Inhibition of Hypothalamic Inflammation Reverses Diet-Induced Insulin Resistance in the Liver
Defective liver gluconeogenesis is the main mechanism leading to fasting hyperglycemia in type 2 diabetes, and, in concert with steatosis, it is the hallmark of hepatic insulin resistance. Experimental obesity results, at least in part, from hypothalamic inflammation, which leads to leptin resistance and defective regulation of energy homeostasis. Pharmacological or genetic disruption of hypothalamic inflammation restores leptin sensitivity and reduces adiposity. Here, we evaluate the effect of a hypothalamic anti-inflammatory approach to regulating hepatic responsiveness to insulin.

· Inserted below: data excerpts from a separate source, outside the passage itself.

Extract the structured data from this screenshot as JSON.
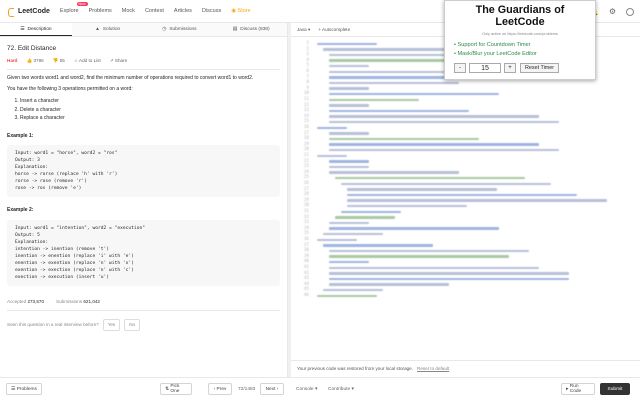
{
  "nav": {
    "logo": "LeetCode",
    "items": [
      "Explore",
      "Problems",
      "Mock",
      "Contest",
      "Articles",
      "Discuss"
    ],
    "explore_badge": "New",
    "store": "Store"
  },
  "tabs": [
    "Description",
    "Solution",
    "Submissions",
    "Discuss (838)"
  ],
  "problem": {
    "title": "72. Edit Distance",
    "difficulty": "Hard",
    "likes": "3786",
    "dislikes": "55",
    "add_to_list": "Add to List",
    "share": "Share",
    "desc1": "Given two words word1 and word2, find the minimum number of operations required to convert word1 to word2.",
    "desc2": "You have the following 3 operations permitted on a word:",
    "ops": [
      "Insert a character",
      "Delete a character",
      "Replace a character"
    ],
    "ex1_title": "Example 1:",
    "ex1_lines": [
      "Input: word1 = \"horse\", word2 = \"ros\"",
      "Output: 3",
      "Explanation:",
      "horse -> rorse (replace 'h' with 'r')",
      "rorse -> rose (remove 'r')",
      "rose -> ros (remove 'e')"
    ],
    "ex2_title": "Example 2:",
    "ex2_lines": [
      "Input: word1 = \"intention\", word2 = \"execution\"",
      "Output: 5",
      "Explanation:",
      "intention -> inention (remove 't')",
      "inention -> enention (replace 'i' with 'e')",
      "enention -> exention (replace 'n' with 'x')",
      "exention -> exection (replace 'n' with 'c')",
      "exection -> execution (insert 'u')"
    ],
    "accepted_label": "Accepted",
    "accepted": "273,570",
    "submissions_label": "Submissions",
    "submissions": "621,042",
    "interview_q": "Seen this question in a real interview before?",
    "yes": "Yes",
    "no": "No"
  },
  "editor": {
    "language": "Java",
    "autocomplete": "Autocomplete",
    "restore_msg": "Your previous code was restored from your local storage.",
    "reset_link": "Reset to default"
  },
  "footer": {
    "problems": "Problems",
    "pick_one": "Pick One",
    "prev": "Prev",
    "page": "72/1483",
    "next": "Next",
    "console": "Console",
    "contribute": "Contribute",
    "run": "Run Code",
    "submit": "Submit"
  },
  "popup": {
    "title": "The Guardians of LeetCode",
    "subtitle": "Only active on https://leetcode.com/problems",
    "features": [
      "Support for Countdown Timer",
      "Mask/Blur your LeetCode Editor"
    ],
    "minus": "-",
    "value": "15",
    "plus": "+",
    "reset": "Reset Timer"
  },
  "colors": {
    "brand": "#ffa116",
    "hard": "#ef4743",
    "feature": "#2d8a4a"
  }
}
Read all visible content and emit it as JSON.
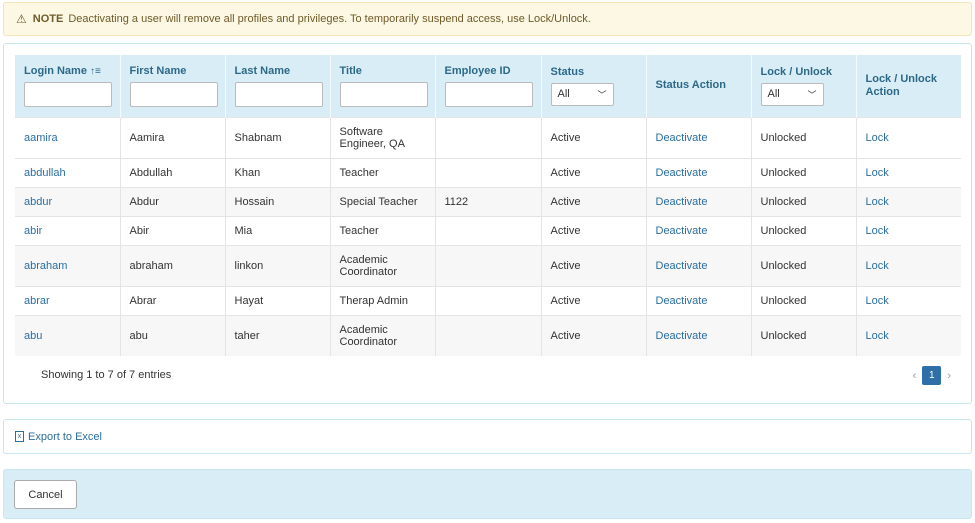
{
  "note": {
    "label": "NOTE",
    "text": "Deactivating a user will remove all profiles and privileges. To temporarily suspend access, use Lock/Unlock."
  },
  "table": {
    "columns": {
      "login_name": "Login Name",
      "first_name": "First Name",
      "last_name": "Last Name",
      "title": "Title",
      "employee_id": "Employee ID",
      "status": "Status",
      "status_action": "Status Action",
      "lock_unlock": "Lock / Unlock",
      "lock_unlock_action": "Lock / Unlock Action"
    },
    "filters": {
      "status_selected": "All",
      "lock_selected": "All"
    },
    "rows": [
      {
        "login": "aamira",
        "first": "Aamira",
        "last": "Shabnam",
        "title": "Software Engineer, QA",
        "employee_id": "",
        "status": "Active",
        "status_action": "Deactivate",
        "lock_state": "Unlocked",
        "lock_action": "Lock"
      },
      {
        "login": "abdullah",
        "first": "Abdullah",
        "last": "Khan",
        "title": "Teacher",
        "employee_id": "",
        "status": "Active",
        "status_action": "Deactivate",
        "lock_state": "Unlocked",
        "lock_action": "Lock"
      },
      {
        "login": "abdur",
        "first": "Abdur",
        "last": "Hossain",
        "title": "Special Teacher",
        "employee_id": "1122",
        "status": "Active",
        "status_action": "Deactivate",
        "lock_state": "Unlocked",
        "lock_action": "Lock"
      },
      {
        "login": "abir",
        "first": "Abir",
        "last": "Mia",
        "title": "Teacher",
        "employee_id": "",
        "status": "Active",
        "status_action": "Deactivate",
        "lock_state": "Unlocked",
        "lock_action": "Lock"
      },
      {
        "login": "abraham",
        "first": "abraham",
        "last": "linkon",
        "title": "Academic Coordinator",
        "employee_id": "",
        "status": "Active",
        "status_action": "Deactivate",
        "lock_state": "Unlocked",
        "lock_action": "Lock"
      },
      {
        "login": "abrar",
        "first": "Abrar",
        "last": "Hayat",
        "title": "Therap Admin",
        "employee_id": "",
        "status": "Active",
        "status_action": "Deactivate",
        "lock_state": "Unlocked",
        "lock_action": "Lock"
      },
      {
        "login": "abu",
        "first": "abu",
        "last": "taher",
        "title": "Academic Coordinator",
        "employee_id": "",
        "status": "Active",
        "status_action": "Deactivate",
        "lock_state": "Unlocked",
        "lock_action": "Lock"
      }
    ],
    "showing": "Showing 1 to 7 of 7 entries",
    "pagination": {
      "prev": "‹",
      "current_page": "1",
      "next": "›"
    }
  },
  "export": {
    "label": "Export to Excel"
  },
  "footer": {
    "cancel_label": "Cancel"
  },
  "icons": {
    "note": "warning-icon",
    "sort": "sort-ascending-icon",
    "dropdown": "chevron-down-icon",
    "export": "excel-file-icon"
  },
  "colors": {
    "header_bg": "#d9edf7",
    "header_text": "#2d6987",
    "link": "#2a6ea0",
    "note_bg": "#fcf8e3",
    "page_active": "#2f6fa7"
  }
}
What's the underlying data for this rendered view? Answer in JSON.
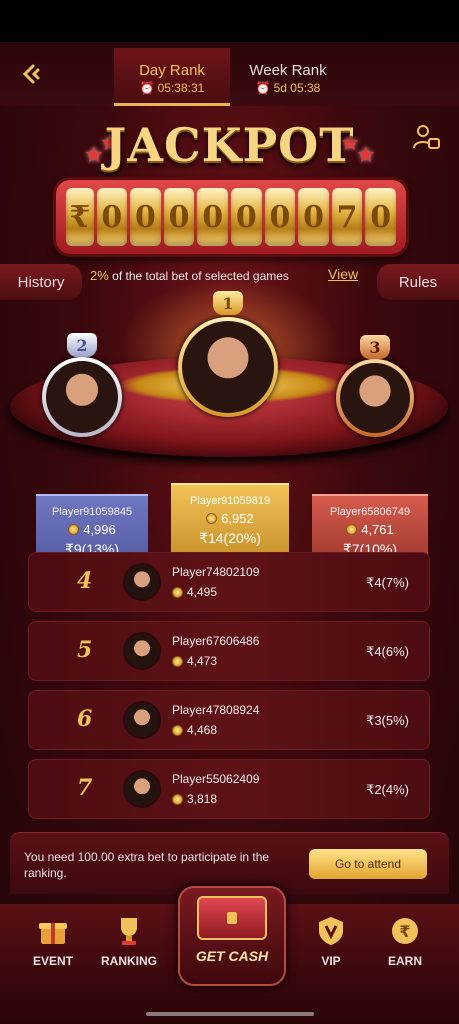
{
  "header": {
    "tabs": [
      {
        "label": "Day Rank",
        "timer": "05:38:31"
      },
      {
        "label": "Week Rank",
        "timer": "5d 05:38"
      }
    ]
  },
  "jackpot": {
    "title": "JACKPOT",
    "currency": "₹",
    "digits": [
      "0",
      "0",
      "0",
      "0",
      "0",
      "0",
      "0",
      "7",
      "0"
    ]
  },
  "hint": {
    "percent": "2%",
    "text": "of the total bet of selected games",
    "view": "View",
    "history": "History",
    "rules": "Rules"
  },
  "podium": [
    {
      "rank": "2",
      "name": "Player91059845",
      "score": "4,996",
      "prize": "₹9(13%)"
    },
    {
      "rank": "1",
      "name": "Player91059819",
      "score": "6,952",
      "prize": "₹14(20%)"
    },
    {
      "rank": "3",
      "name": "Player65806749",
      "score": "4,761",
      "prize": "₹7(10%)"
    }
  ],
  "ranking": [
    {
      "rank": "4",
      "name": "Player74802109",
      "score": "4,495",
      "prize": "₹4(7%)"
    },
    {
      "rank": "5",
      "name": "Player67606486",
      "score": "4,473",
      "prize": "₹4(6%)"
    },
    {
      "rank": "6",
      "name": "Player47808924",
      "score": "4,468",
      "prize": "₹3(5%)"
    },
    {
      "rank": "7",
      "name": "Player55062409",
      "score": "3,818",
      "prize": "₹2(4%)"
    }
  ],
  "attend": {
    "text": "You need 100.00 extra bet to participate in the ranking.",
    "amount": "100.00",
    "button": "Go to attend"
  },
  "nav": {
    "event": "EVENT",
    "ranking": "RANKING",
    "get_cash": "GET CASH",
    "vip": "VIP",
    "earn": "EARN"
  },
  "colors": {
    "gold": "#f2c25a",
    "background": "#3a080c",
    "silver_plinth": "#5b61ad",
    "gold_plinth": "#d9a13a",
    "bronze_plinth": "#b34539"
  }
}
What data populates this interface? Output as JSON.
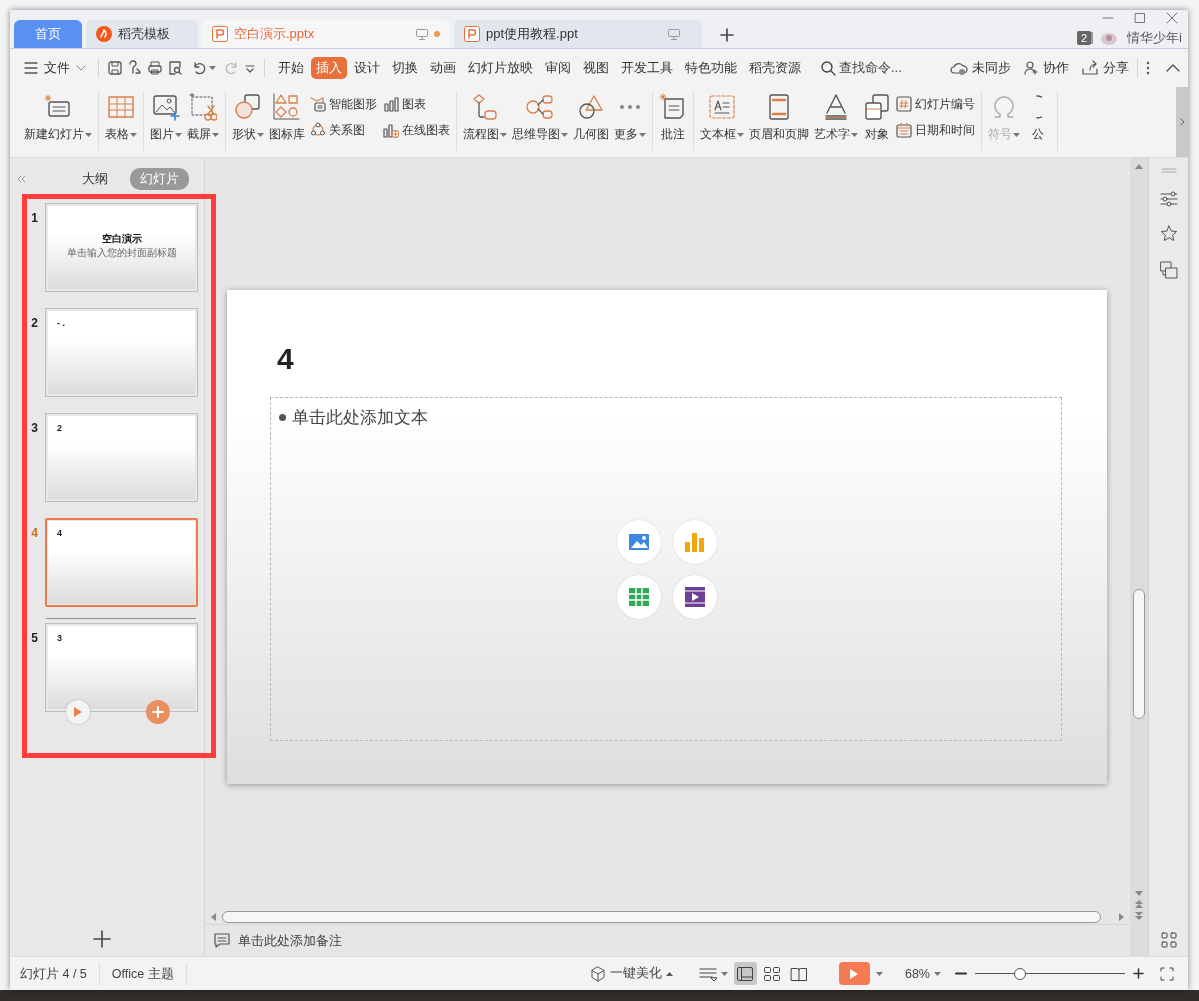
{
  "window": {
    "tabs": [
      {
        "label": "首页",
        "kind": "home",
        "selected": false
      },
      {
        "label": "稻壳模板",
        "kind": "docer",
        "selected": false
      },
      {
        "label": "空白演示.pptx",
        "kind": "document",
        "selected": true,
        "unsaved": true
      },
      {
        "label": "ppt使用教程.ppt",
        "kind": "document",
        "selected": false,
        "unsaved": false
      }
    ],
    "window_count": "2",
    "user": "情华少年i"
  },
  "menu": {
    "file": "文件",
    "tabs": [
      {
        "label": "开始",
        "selected": false
      },
      {
        "label": "插入",
        "selected": true
      },
      {
        "label": "设计",
        "selected": false
      },
      {
        "label": "切换",
        "selected": false
      },
      {
        "label": "动画",
        "selected": false
      },
      {
        "label": "幻灯片放映",
        "selected": false
      },
      {
        "label": "审阅",
        "selected": false
      },
      {
        "label": "视图",
        "selected": false
      },
      {
        "label": "开发工具",
        "selected": false
      },
      {
        "label": "特色功能",
        "selected": false
      },
      {
        "label": "稻壳资源",
        "selected": false
      }
    ],
    "search": {
      "placeholder": "查找命令..."
    },
    "actions": [
      "未同步",
      "协作",
      "分享"
    ]
  },
  "ribbon": {
    "groups": [
      [
        {
          "kind": "large",
          "label": "新建幻灯片",
          "dropdown": true,
          "disabled": false
        }
      ],
      [
        {
          "kind": "large",
          "label": "表格",
          "dropdown": true,
          "disabled": false
        }
      ],
      [
        {
          "kind": "large",
          "label": "图片",
          "dropdown": true,
          "disabled": false
        },
        {
          "kind": "large",
          "label": "截屏",
          "dropdown": true,
          "disabled": false
        }
      ],
      [
        {
          "kind": "large",
          "label": "形状",
          "dropdown": true,
          "disabled": false
        },
        {
          "kind": "large",
          "label": "图标库",
          "dropdown": false,
          "disabled": false
        },
        {
          "kind": "small",
          "label": "智能图形",
          "dropdown": false,
          "disabled": false
        },
        {
          "kind": "small",
          "label": "关系图",
          "dropdown": false,
          "disabled": false
        },
        {
          "kind": "small",
          "label": "图表",
          "dropdown": false,
          "disabled": false
        },
        {
          "kind": "small",
          "label": "在线图表",
          "dropdown": false,
          "disabled": false
        }
      ],
      [
        {
          "kind": "large",
          "label": "流程图",
          "dropdown": true,
          "disabled": false
        },
        {
          "kind": "large",
          "label": "思维导图",
          "dropdown": true,
          "disabled": false
        },
        {
          "kind": "large",
          "label": "几何图",
          "dropdown": false,
          "disabled": false
        },
        {
          "kind": "large",
          "label": "更多",
          "dropdown": true,
          "disabled": false
        }
      ],
      [
        {
          "kind": "large",
          "label": "批注",
          "dropdown": false,
          "disabled": false
        }
      ],
      [
        {
          "kind": "large",
          "label": "文本框",
          "dropdown": true,
          "disabled": false
        },
        {
          "kind": "large",
          "label": "页眉和页脚",
          "dropdown": false,
          "disabled": false
        },
        {
          "kind": "large",
          "label": "艺术字",
          "dropdown": true,
          "disabled": false
        },
        {
          "kind": "large",
          "label": "对象",
          "dropdown": false,
          "disabled": false
        },
        {
          "kind": "small",
          "label": "幻灯片编号",
          "dropdown": false,
          "disabled": false
        },
        {
          "kind": "small",
          "label": "日期和时间",
          "dropdown": false,
          "disabled": false
        }
      ],
      [
        {
          "kind": "large",
          "label": "符号",
          "dropdown": true,
          "disabled": true
        },
        {
          "kind": "large",
          "label": "公",
          "dropdown": false,
          "disabled": false
        }
      ]
    ]
  },
  "panel": {
    "tabs": [
      {
        "label": "大纲",
        "selected": false
      },
      {
        "label": "幻灯片",
        "selected": true
      }
    ],
    "slides": [
      {
        "number": "1",
        "kind": "title",
        "title": "空白演示",
        "subtitle": "单击输入您的封面副标题",
        "selected": false
      },
      {
        "number": "2",
        "kind": "content",
        "title": "- .",
        "selected": false
      },
      {
        "number": "3",
        "kind": "content",
        "title": "2",
        "selected": false
      },
      {
        "number": "4",
        "kind": "content",
        "title": "4",
        "selected": true
      },
      {
        "number": "5",
        "kind": "content",
        "title": "3",
        "selected": false
      }
    ]
  },
  "editor": {
    "title": "4",
    "placeholder": "单击此处添加文本",
    "notes_placeholder": "单击此处添加备注"
  },
  "status_bar": {
    "slide": "幻灯片 4 / 5",
    "theme": "Office 主题",
    "beautify": "一键美化",
    "views": [
      {
        "selected": true
      },
      {
        "selected": false
      },
      {
        "selected": false
      }
    ],
    "zoom": "68%",
    "zoom_slider": {
      "level": 0.3
    }
  }
}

Obese rodents were treated by intracerebroventricular injections, with immunoneutralizing antibodies against Toll-like receptor (TLR)4 or tumor necrosis factor (TNF)α, and insulin signal transduction, hepatic steatosis, and gluconeogenesis were evaluated. The inhibition of either TLR4 or TNFα reduced hypothalamic inflammation, which was accompanied by the reduction of hypothalamic resistance to leptin and improved insulin signal transduction in the liver. This was accompanied by reduced liver steatosis and reduced hepatic expression of markers of steatosis. Furthermore, the inhibition of hypothalamic inflammation restored defective liver glucose production. All these beneficial effects were abrogated by vagotomy. Thus, the inhibition of hypothalamic inflammation in obesity results in improved hepatic insulin signal transduction, leading to reduced steatosis and reduced gluconeogenesis. All these effects are mediated by parasympathetic signals delivered by the vagus nerve.